Chez les patients à bas risque, une stratégie invasive est recommandée après un test d’ischémie ou la détection d’une maladie coronarienne par CCTA (classe I).

Par ailleurs, une revascularisation complète peut être envisagée chez les patients sans choc cardiogénique présentant une maladie coronarienne sur plusieurs vaisseaux (classe IIb).

Traitement antiplaquettaire : le prétraitement non recommandé

Concernant le traitement antiplaquettaire, il est désormais non recommandé d’administrer en routine un prétraitement avec un inhibiteur P2Y12 (clopidogrel, ticagrélor et prasugrel) chez les patients dont l’anatomie coronaire n’est pas connue avant une revascularisation (classe III). Si la coronarographie ne peut pas être réalisée dans les 24 heures, le prétraitement peut être envisagé dans certains cas, selon le risque hémorragique (classe IIb).

« Le bénéfice du prétraitement avec les inhibiteurs P2Y12 a longtemps été controversé chez les patients pour lesquels un traitement invasif est indiqué. Plusieurs études (ISAR-REACT 5, registre SCAAR…) ont depuis montré qu’il est sans effet. Le risque d’infarctus avant l’opération reste minime, tandis que le risque hémorragique associé au traitement n’est pas négligeable », a souligné le Pr Jean-Philippe Collet (Hôpital de la Pitié-Salpêtrière, AP-HP, Paris) qui a dirigé la rédaction de ces recommandations.

De plus, « la stratégie d’un prétraitement peut représenter un risque pour certains patients, notamment ceux avec une dissection aortique ou une complication hémorragique non repérée », a commenté, pour a part, le Pr Dirk Sibbing (University of Munich, Allemagne) lors de sa présentation en ligne sur le traitement pharmacologique chez les patients NSTEMI.

Pour rappel, les recommandations de 2011 proposaient de donner au plus tôt des inhibiteurs P2Y12 chez des patients NSTE-ACS pour lesquels un traitement invasif est prévu. Si l’utilisation du prasugrel en prétraitement n’était plus recommandé dans les recommandations de 2015, celles-ci ne se prononçaient pas clairement sur le clopidogrel, et le ticagrélor dans cette indication par manque de données.

Introduction des AOD

Chez les patients avec NSTE-ACS nécessitant une intervention coronarienne percutanée, le prasugrel est désormais à privilégier par rapport au ticagrélor, en plus de l’aspirine, dans la double anti-agrégation plaquettaire (classe IIa). Cette nouvelle directive fait suite aux résultats inattendus de l’étude ISAR-REACT 5, qui a montré la supériorité du prasugrel dans la baisse des événements ischémiques à un an.

Concernant le choix du traitement antithrombotique à prendre à long terme en prévention secondaire, les nouvelles recommandations introduisent les anticoagulants oraux direct (AOD). En 2015, l’administration des inhibiteurs P2Y12 en plus de l’aspirine était à envisager pour un an (classe IIb). Cette fois, le traitement préventif à long terme doit être considéré en ajoutant à l’aspirine « un deuxième antithrombotique » (classe IIa).

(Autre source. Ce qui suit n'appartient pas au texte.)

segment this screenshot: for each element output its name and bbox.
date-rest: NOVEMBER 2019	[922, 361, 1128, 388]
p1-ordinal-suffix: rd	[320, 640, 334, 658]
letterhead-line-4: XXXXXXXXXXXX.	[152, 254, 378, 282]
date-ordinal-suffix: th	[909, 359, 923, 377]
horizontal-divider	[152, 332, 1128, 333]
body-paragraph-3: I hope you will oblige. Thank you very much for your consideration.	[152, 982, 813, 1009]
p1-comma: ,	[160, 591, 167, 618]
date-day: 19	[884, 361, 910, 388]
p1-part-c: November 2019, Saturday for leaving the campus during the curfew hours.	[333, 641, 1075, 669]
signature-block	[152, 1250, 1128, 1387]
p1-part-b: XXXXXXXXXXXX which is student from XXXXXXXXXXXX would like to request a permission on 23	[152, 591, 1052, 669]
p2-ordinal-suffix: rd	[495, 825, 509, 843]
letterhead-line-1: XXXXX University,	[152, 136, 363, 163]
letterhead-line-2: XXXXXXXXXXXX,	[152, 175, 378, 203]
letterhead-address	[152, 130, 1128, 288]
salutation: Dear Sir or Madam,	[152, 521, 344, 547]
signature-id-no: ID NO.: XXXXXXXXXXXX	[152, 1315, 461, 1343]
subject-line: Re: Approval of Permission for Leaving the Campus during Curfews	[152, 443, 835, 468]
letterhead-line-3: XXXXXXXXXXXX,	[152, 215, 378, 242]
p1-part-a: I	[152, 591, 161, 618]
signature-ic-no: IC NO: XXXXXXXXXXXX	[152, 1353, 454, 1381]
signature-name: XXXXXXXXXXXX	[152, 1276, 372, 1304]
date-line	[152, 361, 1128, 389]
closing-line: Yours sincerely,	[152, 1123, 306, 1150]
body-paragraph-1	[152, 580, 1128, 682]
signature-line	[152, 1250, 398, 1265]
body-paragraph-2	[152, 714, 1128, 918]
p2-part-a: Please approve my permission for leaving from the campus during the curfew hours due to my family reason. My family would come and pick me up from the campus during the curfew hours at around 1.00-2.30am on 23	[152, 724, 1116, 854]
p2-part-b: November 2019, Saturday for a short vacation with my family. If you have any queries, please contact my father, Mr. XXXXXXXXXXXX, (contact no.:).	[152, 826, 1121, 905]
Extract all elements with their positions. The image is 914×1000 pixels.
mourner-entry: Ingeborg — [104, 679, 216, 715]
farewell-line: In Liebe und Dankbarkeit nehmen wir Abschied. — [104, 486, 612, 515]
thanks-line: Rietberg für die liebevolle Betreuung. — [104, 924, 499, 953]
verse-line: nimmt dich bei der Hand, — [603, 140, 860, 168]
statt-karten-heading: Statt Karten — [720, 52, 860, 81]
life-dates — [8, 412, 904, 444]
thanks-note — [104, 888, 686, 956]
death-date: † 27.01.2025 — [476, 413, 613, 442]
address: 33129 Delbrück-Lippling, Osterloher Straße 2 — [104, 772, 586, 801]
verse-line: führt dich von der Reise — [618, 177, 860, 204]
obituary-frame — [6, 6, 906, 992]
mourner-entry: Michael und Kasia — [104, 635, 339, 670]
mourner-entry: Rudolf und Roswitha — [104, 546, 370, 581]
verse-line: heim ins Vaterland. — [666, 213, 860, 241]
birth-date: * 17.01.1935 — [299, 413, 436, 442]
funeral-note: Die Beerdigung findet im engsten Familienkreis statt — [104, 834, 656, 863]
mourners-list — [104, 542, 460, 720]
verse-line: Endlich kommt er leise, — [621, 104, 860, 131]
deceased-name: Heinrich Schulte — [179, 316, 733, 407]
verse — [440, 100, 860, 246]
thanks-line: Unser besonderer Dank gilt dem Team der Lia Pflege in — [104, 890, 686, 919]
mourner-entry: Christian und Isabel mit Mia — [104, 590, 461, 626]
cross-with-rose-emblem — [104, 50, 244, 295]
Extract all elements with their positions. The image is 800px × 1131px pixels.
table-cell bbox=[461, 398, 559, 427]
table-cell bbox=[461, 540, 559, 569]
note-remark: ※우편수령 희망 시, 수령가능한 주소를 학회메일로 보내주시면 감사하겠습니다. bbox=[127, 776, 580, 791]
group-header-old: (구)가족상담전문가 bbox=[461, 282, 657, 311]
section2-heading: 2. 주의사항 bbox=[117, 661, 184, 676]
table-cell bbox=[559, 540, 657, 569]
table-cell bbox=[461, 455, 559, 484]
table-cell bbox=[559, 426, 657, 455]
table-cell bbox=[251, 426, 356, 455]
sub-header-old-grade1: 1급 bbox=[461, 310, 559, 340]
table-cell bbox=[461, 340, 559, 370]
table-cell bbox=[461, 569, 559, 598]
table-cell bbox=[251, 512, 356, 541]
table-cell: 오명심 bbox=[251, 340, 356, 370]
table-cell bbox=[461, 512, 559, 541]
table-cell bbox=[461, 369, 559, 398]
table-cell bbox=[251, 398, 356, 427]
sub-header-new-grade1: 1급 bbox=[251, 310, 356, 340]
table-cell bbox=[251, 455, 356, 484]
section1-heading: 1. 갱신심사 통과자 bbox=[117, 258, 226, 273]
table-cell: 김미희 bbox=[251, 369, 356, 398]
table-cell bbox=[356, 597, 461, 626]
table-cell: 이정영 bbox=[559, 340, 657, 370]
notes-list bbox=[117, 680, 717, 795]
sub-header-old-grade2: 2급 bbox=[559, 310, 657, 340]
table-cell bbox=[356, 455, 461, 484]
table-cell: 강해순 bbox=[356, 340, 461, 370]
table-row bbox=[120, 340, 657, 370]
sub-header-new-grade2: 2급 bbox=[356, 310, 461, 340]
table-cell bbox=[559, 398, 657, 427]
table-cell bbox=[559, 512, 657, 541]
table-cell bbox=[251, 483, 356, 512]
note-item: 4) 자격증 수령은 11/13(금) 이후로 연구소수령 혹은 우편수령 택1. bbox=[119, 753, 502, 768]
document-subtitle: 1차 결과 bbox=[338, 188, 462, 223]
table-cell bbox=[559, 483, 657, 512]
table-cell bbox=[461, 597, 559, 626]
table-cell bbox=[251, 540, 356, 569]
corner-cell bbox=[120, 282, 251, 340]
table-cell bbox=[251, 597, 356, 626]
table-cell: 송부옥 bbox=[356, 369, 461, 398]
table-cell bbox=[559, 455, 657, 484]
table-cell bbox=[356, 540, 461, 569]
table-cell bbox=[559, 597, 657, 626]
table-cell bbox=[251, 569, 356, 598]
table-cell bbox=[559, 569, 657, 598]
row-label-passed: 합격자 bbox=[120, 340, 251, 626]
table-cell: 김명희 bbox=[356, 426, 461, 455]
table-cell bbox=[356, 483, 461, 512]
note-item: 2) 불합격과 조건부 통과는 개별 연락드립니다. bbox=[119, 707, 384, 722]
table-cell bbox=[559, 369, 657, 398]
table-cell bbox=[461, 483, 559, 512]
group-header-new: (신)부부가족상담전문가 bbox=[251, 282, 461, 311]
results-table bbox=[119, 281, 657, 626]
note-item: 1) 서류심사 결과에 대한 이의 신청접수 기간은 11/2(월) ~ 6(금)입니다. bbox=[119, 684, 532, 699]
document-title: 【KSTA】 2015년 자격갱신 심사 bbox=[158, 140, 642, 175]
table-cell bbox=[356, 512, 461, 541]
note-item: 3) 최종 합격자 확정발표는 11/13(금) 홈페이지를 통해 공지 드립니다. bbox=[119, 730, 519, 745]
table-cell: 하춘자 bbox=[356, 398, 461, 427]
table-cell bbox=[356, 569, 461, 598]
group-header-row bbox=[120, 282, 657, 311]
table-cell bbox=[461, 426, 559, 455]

Le rivaroxaban est à envisager en post-SCA chez les patients présentant une maladie coronarienne ou une artériopathie périphérique à haut risque ischémique (essai COMPASS). L’ajout de clopidogrel est indiqué en post-infarctus pour une durée d’un an (DAPT), tout comme le ticagrélor (PEGASUS). Le prasugrel est recommandé pendant un an en bithérapie antiplaquettaire après anglioplastie pour traiter un infarctus (DAPT).

Chez les patients NSTE-ACS avec fibrillation atriale (CHA2DS2-VASc score ≥1 chez les hommes, ≥2 chez les femmes) , un AOD est recommandé, tout d’abord en trithérapie avec la double anti-agrégation plaquettaire (aspirine+inhibiteur P2Y12) pendant une courte période (une semaine ou un mois pour les patients à haut risque ischémique), puis en bithérapie avec un antiplaquettaire, de préférence le clopidogrel (AUGUSTUS) et enfin en monothérapie au-delà d’un an.